Is revenue recognition messing up your retention schedules? You’re not alone — this is one of the most common pain points SaaS founders, CFOs, and operators face when trying to report accurate retention, churn, and NRR.
In this episode of SaaS Metrics School, Ben Murray — The SaaS CFO — explains why revenue recognition (rev rec) can distort retention metrics, even when your accounting is perfectly correct. Learn how to build a pro forma MRR schedule to smooth out accounting noise and reveal the true picture of customer retention in your SaaS business.
💡 Here’s the problem:
When you issue credit memos, process late renewals, or catch up on revenue recognition, those adjustments flow through to your retention reports — making them unreliable. Rev rec accuracy is essential, but it can cause your retention data to fluctuate in ways that don’t reflect customer reality.
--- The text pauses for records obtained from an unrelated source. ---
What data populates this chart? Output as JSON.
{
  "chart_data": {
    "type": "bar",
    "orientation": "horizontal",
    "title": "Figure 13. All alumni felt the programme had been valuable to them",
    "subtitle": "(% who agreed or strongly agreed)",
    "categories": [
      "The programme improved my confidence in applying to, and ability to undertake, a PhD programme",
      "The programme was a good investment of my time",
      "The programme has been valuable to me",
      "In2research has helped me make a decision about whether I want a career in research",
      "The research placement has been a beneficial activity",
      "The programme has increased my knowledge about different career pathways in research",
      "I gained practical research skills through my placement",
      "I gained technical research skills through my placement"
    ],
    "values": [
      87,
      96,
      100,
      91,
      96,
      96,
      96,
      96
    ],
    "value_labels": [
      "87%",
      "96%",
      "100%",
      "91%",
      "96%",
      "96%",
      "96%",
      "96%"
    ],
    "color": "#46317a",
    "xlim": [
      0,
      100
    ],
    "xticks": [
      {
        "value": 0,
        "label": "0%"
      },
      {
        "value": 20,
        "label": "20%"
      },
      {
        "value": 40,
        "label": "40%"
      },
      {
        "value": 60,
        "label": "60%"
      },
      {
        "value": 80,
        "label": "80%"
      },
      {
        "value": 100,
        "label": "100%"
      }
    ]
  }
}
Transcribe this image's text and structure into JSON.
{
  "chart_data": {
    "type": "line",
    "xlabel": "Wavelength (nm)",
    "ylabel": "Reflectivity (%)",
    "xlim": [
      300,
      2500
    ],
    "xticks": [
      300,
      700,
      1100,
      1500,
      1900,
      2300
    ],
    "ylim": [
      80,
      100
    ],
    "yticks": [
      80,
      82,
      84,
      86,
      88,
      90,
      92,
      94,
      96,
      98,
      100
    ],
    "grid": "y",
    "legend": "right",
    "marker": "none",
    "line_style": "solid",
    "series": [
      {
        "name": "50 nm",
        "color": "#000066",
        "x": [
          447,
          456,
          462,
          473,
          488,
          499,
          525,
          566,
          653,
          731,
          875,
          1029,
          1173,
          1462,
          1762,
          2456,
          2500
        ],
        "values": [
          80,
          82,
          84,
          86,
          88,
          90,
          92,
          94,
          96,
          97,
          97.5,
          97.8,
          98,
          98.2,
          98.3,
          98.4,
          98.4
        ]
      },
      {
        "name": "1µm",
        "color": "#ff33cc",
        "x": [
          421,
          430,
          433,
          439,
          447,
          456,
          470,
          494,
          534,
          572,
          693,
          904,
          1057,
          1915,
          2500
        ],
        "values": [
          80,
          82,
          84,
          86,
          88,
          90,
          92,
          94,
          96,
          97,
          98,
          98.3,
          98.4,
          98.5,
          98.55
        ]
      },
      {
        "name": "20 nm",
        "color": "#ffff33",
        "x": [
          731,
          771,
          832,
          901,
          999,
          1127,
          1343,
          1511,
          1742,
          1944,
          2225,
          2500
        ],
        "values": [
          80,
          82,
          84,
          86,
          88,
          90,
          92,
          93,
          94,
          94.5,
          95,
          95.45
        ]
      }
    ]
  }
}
Ben shares how, during a private equity exit process, he built a pro forma MRR schedule that removed accounting noise (like catch-ups and prior-period adjustments) while tying everything back to invoice data — the true source of retention truth. The result? Clean, consistent metrics that passed audits and investor scrutiny.
📘 What You’ll Learn
✅ Why revenue recognition can distort retention metrics, even if your accounting is correct
✅ The difference between GAAP-based MRR and a pro forma MRR schedule
✅ How Ben built and used a pro forma model during a private equity exit process
✅ How to build your own pro forma MRR schedule using invoice data
✅ The critical role of invoice data as your source of truth
🧰 Tools & Resources
📊 BackOfficeTools App: Upload your invoice data and generate clean retention metrics.
💬 Key Quote from Ben
“We still follow proper revenue recognition, but when it comes to retention, sometimes we need a second view. A pro forma MRR schedule helps us cut through the noise.”